Le nombre de congédiements pour «incompétence ou incapacité» au sein de la fonction publique est déjà «énorme», observe l'Alliance de la fonction publique du Canada (AFPC). Pour le syndicat, cela démontre que le gouvernement a fait un «show de boucane» en annonçant qu'il allait rendre l'évaluation de rendement obligatoire à compter d'avril.
«Soixante-dix congédiements pour la seule année 2012-2013, c'est énorme, car le but d'un examen de rendement devrait être de permettre aux employés de rencontrer les normes, en leur offrant de la formation d'appoint et les outils nécessaires pour faire leur travail. Mais pour ce gouvernement, c'est plutôt une autre façon de congédier plus d'employés» a commenté Magali Picard, vice-présidente exécutive régionale de l'AFPC au Québec.
Surcharge de travail
Pour la dirigeante de l'AFPC, le message que le gouvernement souhaite transmettre par l'annonce de sa directive est «que les nombreux délais dans les services résultent non pas des compressions et des abolitions de postes, mais plutôt de la mauvaise performance au travail des fonctionnaires». Mais, dit-elle, il y a des limites à ce qu'une personne peut prendre alors que le gouvernement demande à ses employés de «faire des miracles».

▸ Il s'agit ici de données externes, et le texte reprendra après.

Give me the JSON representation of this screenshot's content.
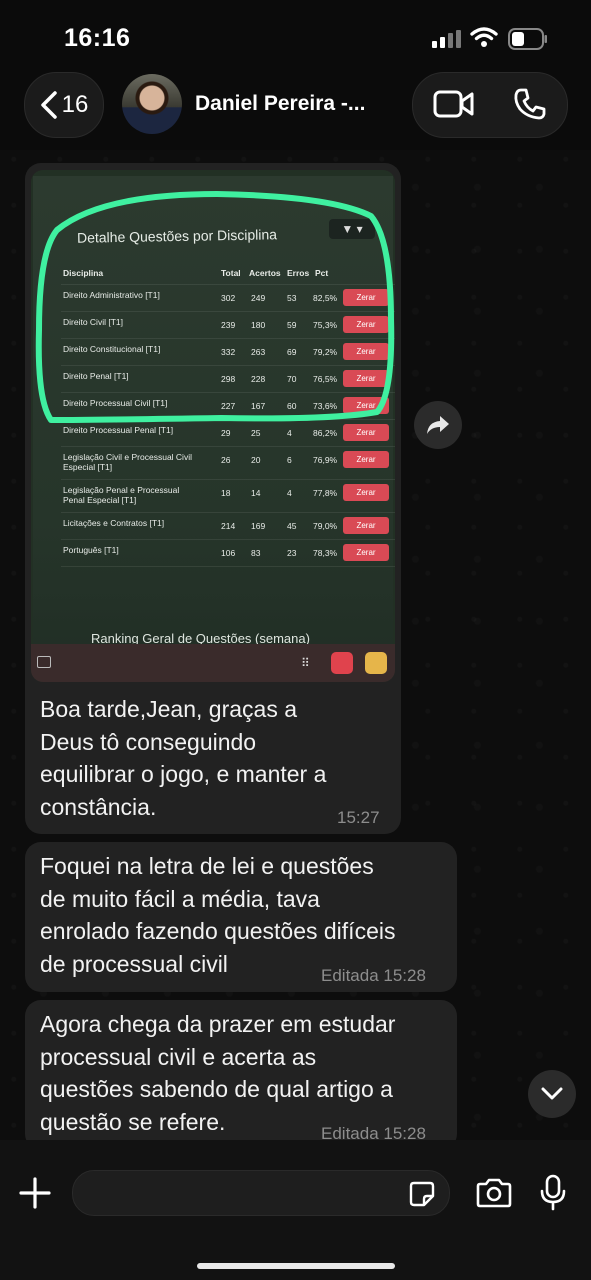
{
  "status_bar": {
    "time": "16:16"
  },
  "header": {
    "back_count": "16",
    "contact_name": "Daniel Pereira -..."
  },
  "photo": {
    "panel_title": "Detalhe Questões por Disciplina",
    "table_headers": [
      "Disciplina",
      "Total",
      "Acertos",
      "Erros",
      "Pct"
    ],
    "rows": [
      {
        "name": "Direito Administrativo [T1]",
        "total": "302",
        "acertos": "249",
        "erros": "53",
        "pct": "82,5%"
      },
      {
        "name": "Direito Civil [T1]",
        "total": "239",
        "acertos": "180",
        "erros": "59",
        "pct": "75,3%"
      },
      {
        "name": "Direito Constitucional [T1]",
        "total": "332",
        "acertos": "263",
        "erros": "69",
        "pct": "79,2%"
      },
      {
        "name": "Direito Penal [T1]",
        "total": "298",
        "acertos": "228",
        "erros": "70",
        "pct": "76,5%"
      },
      {
        "name": "Direito Processual Civil [T1]",
        "total": "227",
        "acertos": "167",
        "erros": "60",
        "pct": "73,6%"
      },
      {
        "name": "Direito Processual Penal [T1]",
        "total": "29",
        "acertos": "25",
        "erros": "4",
        "pct": "86,2%"
      },
      {
        "name": "Legislação Civil e Processual Civil Especial [T1]",
        "total": "26",
        "acertos": "20",
        "erros": "6",
        "pct": "76,9%"
      },
      {
        "name": "Legislação Penal e Processual Penal Especial [T1]",
        "total": "18",
        "acertos": "14",
        "erros": "4",
        "pct": "77,8%"
      },
      {
        "name": "Licitações e Contratos [T1]",
        "total": "214",
        "acertos": "169",
        "erros": "45",
        "pct": "79,0%"
      },
      {
        "name": "Português [T1]",
        "total": "106",
        "acertos": "83",
        "erros": "23",
        "pct": "78,3%"
      }
    ],
    "zerar_label": "Zerar",
    "ranking_title": "Ranking Geral de Questões (semana)"
  },
  "messages": [
    {
      "lines": [
        "Boa tarde,Jean, graças a",
        "Deus tô conseguindo",
        "equilibrar o jogo, e manter a",
        "constância."
      ],
      "time": "15:27"
    },
    {
      "lines": [
        "Foquei na letra de lei e questões",
        "de muito fácil a média, tava",
        "enrolado fazendo questões difíceis",
        "de processual civil"
      ],
      "meta": "Editada  15:28"
    },
    {
      "lines": [
        "Agora chega da prazer em estudar",
        "processual civil e acerta as",
        "questões sabendo de qual artigo a",
        "questão se refere."
      ],
      "meta": "Editada  15:28"
    }
  ],
  "colors": {
    "highlight": "#3ff0a0",
    "zerar": "#d94a55",
    "bubble": "#222222"
  }
}
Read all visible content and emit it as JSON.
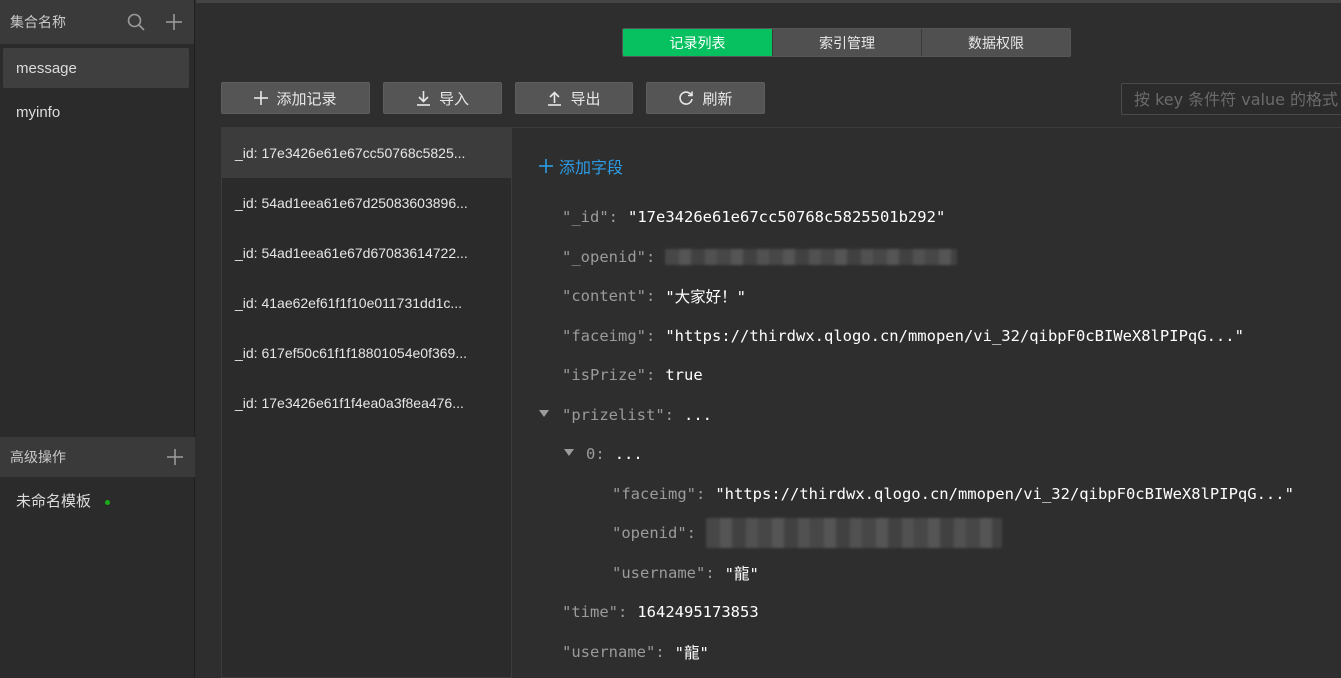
{
  "sidebar": {
    "header_title": "集合名称",
    "collections": [
      {
        "label": "message",
        "active": true
      },
      {
        "label": "myinfo",
        "active": false
      }
    ],
    "advanced_title": "高级操作",
    "template_label": "未命名模板"
  },
  "tabs": [
    {
      "label": "记录列表",
      "active": true
    },
    {
      "label": "索引管理",
      "active": false
    },
    {
      "label": "数据权限",
      "active": false
    }
  ],
  "toolbar": {
    "add_label": "添加记录",
    "import_label": "导入",
    "export_label": "导出",
    "refresh_label": "刷新"
  },
  "filter": {
    "placeholder": "按 key 条件符 value 的格式搜"
  },
  "records": [
    "_id: 17e3426e61e67cc50768c5825...",
    "_id: 54ad1eea61e67d25083603896...",
    "_id: 54ad1eea61e67d67083614722...",
    "_id: 41ae62ef61f1f10e011731dd1c...",
    "_id: 617ef50c61f1f18801054e0f369...",
    "_id: 17e3426e61f1f4ea0a3f8ea476..."
  ],
  "detail": {
    "add_field_label": "添加字段",
    "id_key": "\"_id\"",
    "id_val": "\"17e3426e61e67cc50768c5825501b292\"",
    "openid_key": "\"_openid\"",
    "content_key": "\"content\"",
    "content_val": "\"大家好！\"",
    "faceimg_key": "\"faceimg\"",
    "faceimg_val": "\"https://thirdwx.qlogo.cn/mmopen/vi_32/qibpF0cBIWeX8lPIPqG...\"",
    "isprize_key": "\"isPrize\"",
    "isprize_val": "true",
    "prizelist_key": "\"prizelist\"",
    "prizelist_val": "...",
    "item0_key": "0",
    "item0_val": "...",
    "p_faceimg_key": "\"faceimg\"",
    "p_faceimg_val": "\"https://thirdwx.qlogo.cn/mmopen/vi_32/qibpF0cBIWeX8lPIPqG...\"",
    "p_openid_key": "\"openid\"",
    "p_username_key": "\"username\"",
    "p_username_val": "\"龍\"",
    "time_key": "\"time\"",
    "time_val": "1642495173853",
    "username_key": "\"username\"",
    "username_val": "\"龍\""
  },
  "colors": {
    "accent": "#07c160",
    "link": "#2d9ce6",
    "background": "#2e2e2e"
  }
}
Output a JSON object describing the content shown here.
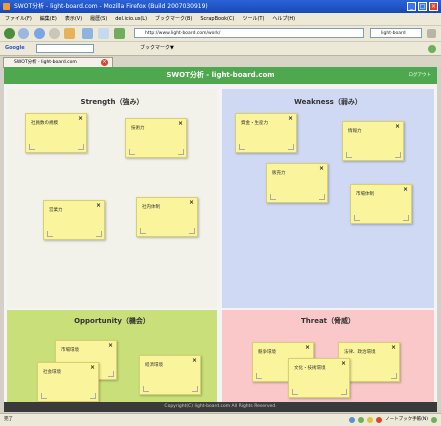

«Dans les milieux de travail, les gens gèrent les délais - jusqu'à quatre mois pour émettre un chèque de pension de vieillesse - et les citoyens sont en colère. Mais le gouvernement veut nous laisser croire que ces délais sont dus aux employés non productifs. Avec les compressions, on terrorise les gens en leur demandant d'en faire deux, trois fois plus. Et en plus de la surcharge de travail, on vient leur resserrer la vis en les menaçant qu'ils seront congédiés s'ils ne livrent pas. Il y a une limite à ce qu'une personne peut prendre, et avec les compressions, on demande des miracles aux travailleurs. Nos membres n'avaient pas vraiment besoin de cela», a conclu la vice-présidente de l'AFPC-Québec.